Wawancara Joko Anwar: Keresahan sebagai Warga Negara dalam Film Pengepungan di Bukit Duri
Sutradara Joko Anwar kembali dengan film terbarunya, Pengepungan di Bukit Duri (The Siege at Thorn High), yang untuk pertama kalinya mengusung genre thriller-aksi. Berbeda dari karya-karyanya yang sebelumnya lebih banyak berfokus pada horor dan drama, film ini mengangkat isu sosial yang menurutnya relevan dan mendesak untuk dibahas.

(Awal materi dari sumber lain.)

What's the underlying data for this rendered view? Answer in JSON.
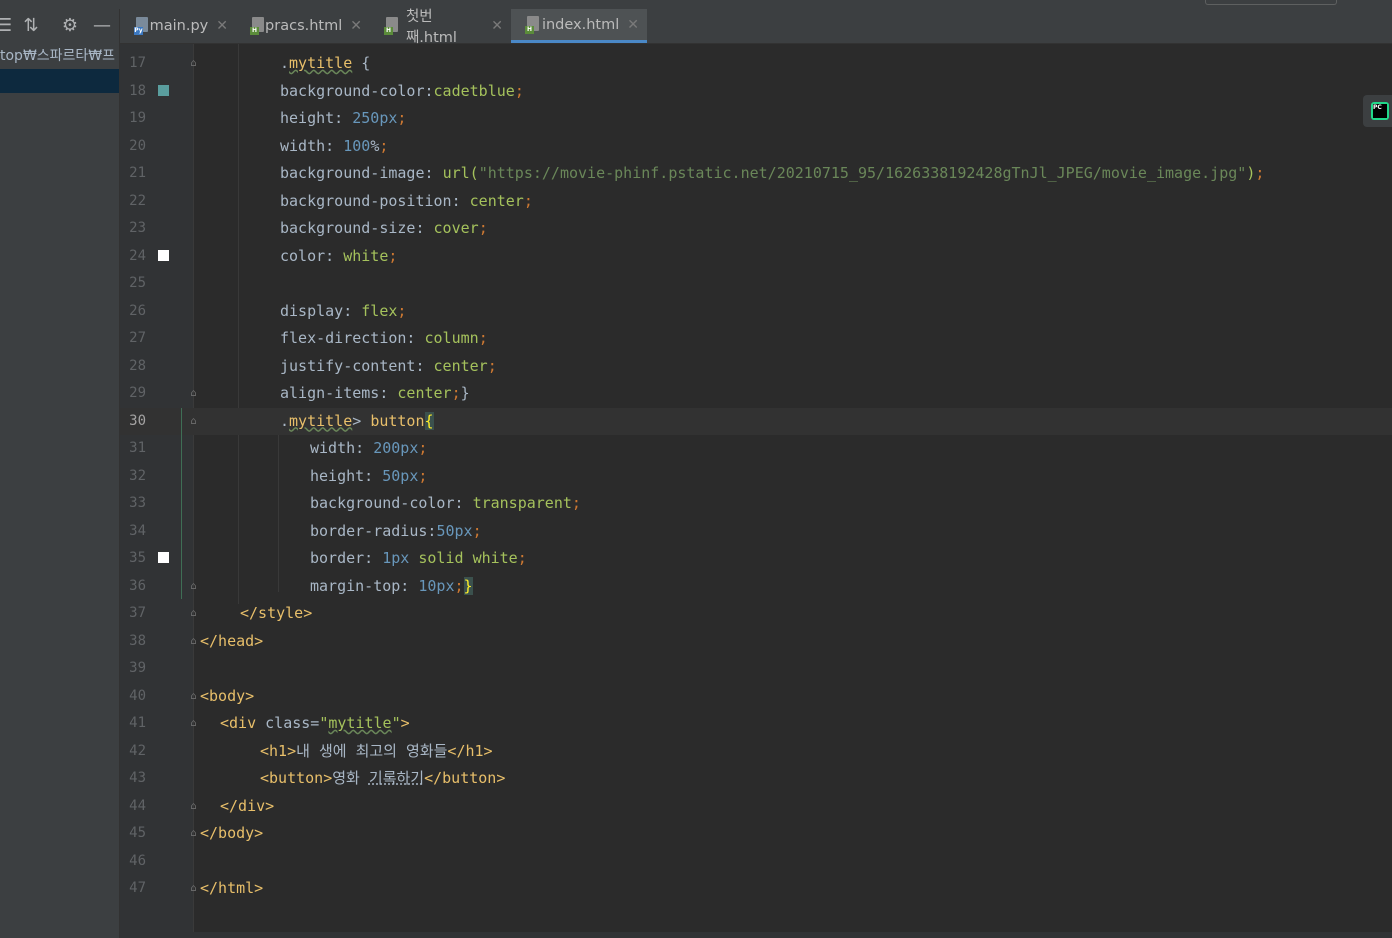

Diproduksi oleh Come and See Pictures bersama Amazon MGM Studios, film ini dijadwalkan tayang di Indonesia pada 17 April 2025. Deretan pemainnya mencakup nama-nama seperti Morgan Oey, Hana Malasan, Omara Esteghlal, Endy Erfian, Fatih Unru, serta beberapa talenta baru dalam perfilman Indonesia.
Refleksi Keresahan Sosial
Film ini lahir dari kegelisahan pribadi Joko Anwar mengenai berbagai isu sosial di Indonesia. Berlatar tahun 2027, Pengepungan di Bukit Duri menggambarkan kondisi negara yang berada di ambang kehancuran akibat ketegangan sosial, diskriminasi, dan kebencian rasial. Di tengah situasi kacau, Edwin, seorang guru di SMA Duri, harus menghadapi situasi mencekam saat sekolahnya berubah menjadi medan pertempuran.
Dalam wawancara dengan Tempo pada 30 Januari 2025, Joko Anwar menyoroti berbagai persoalan yang diangkat dalam film ini, termasuk kurangnya apresiasi terhadap profesi guru, meningkatnya kekerasan di kalangan remaja, serta masih kuatnya isu rasisme di Indonesia. Menurutnya, sistem pendidikan belum mampu membentuk generasi yang dapat membawa perubahan positif karena minimnya dukungan terhadap guru serta sistem yang sering kali dipolitisasi.
Pendidikan yang Dipolitisasi
Joko Anwar menilai bahwa sistem pendidikan di Indonesia kerap dijadikan ajang eksperimen oleh pemangku kebijakan, bukan sebagai institusi yang benar-benar membangun karakter dan kecerdasan generasi muda. Kurikulum dan sistem pendidikan sering kali berubah tanpa mempertimbangkan solusi jangka panjang, melainkan lebih berorientasi pada pencitraan politik.
Isu Rasisme dalam Film
Pemilihan karakter utama Edwin, yang diperankan oleh Morgan Oey, sebagai sosok keturunan Tionghoa juga bukan tanpa alasan. Joko Anwar menjelaskan bahwa diskriminasi terhadap etnis tertentu dalam film ini adalah cerminan dari bagaimana perbedaan masih sering digunakan sebagai alat politik di Indonesia. Alih-alih menjadi kekuatan, perbedaan etnis dan agama masih sering dipelihara demi kepentingan tertentu.
Eksplorasi Genre Film ke Depannya
Meskipun dikenal lewat karya-karya horor yang sukses, Joko Anwar menegaskan bahwa dirinya tidak terpaku pada satu genre tertentu. Ia memilih membuat film berdasarkan isu-isu yang menurutnya penting dan relevan pada masanya. Misalnya, meningkatnya kasus kekerasan murid terhadap guru menjadi salah satu faktor yang mendorongnya menciptakan Pengepungan di Bukit Duri.
Ke depannya, eksplorasi genre Joko Anwar akan bergantung pada keresahan yang ia rasakan sebagai warga negara dan pembuat film, menjadikannya sebagai refleksi dari realitas sosial yang ada.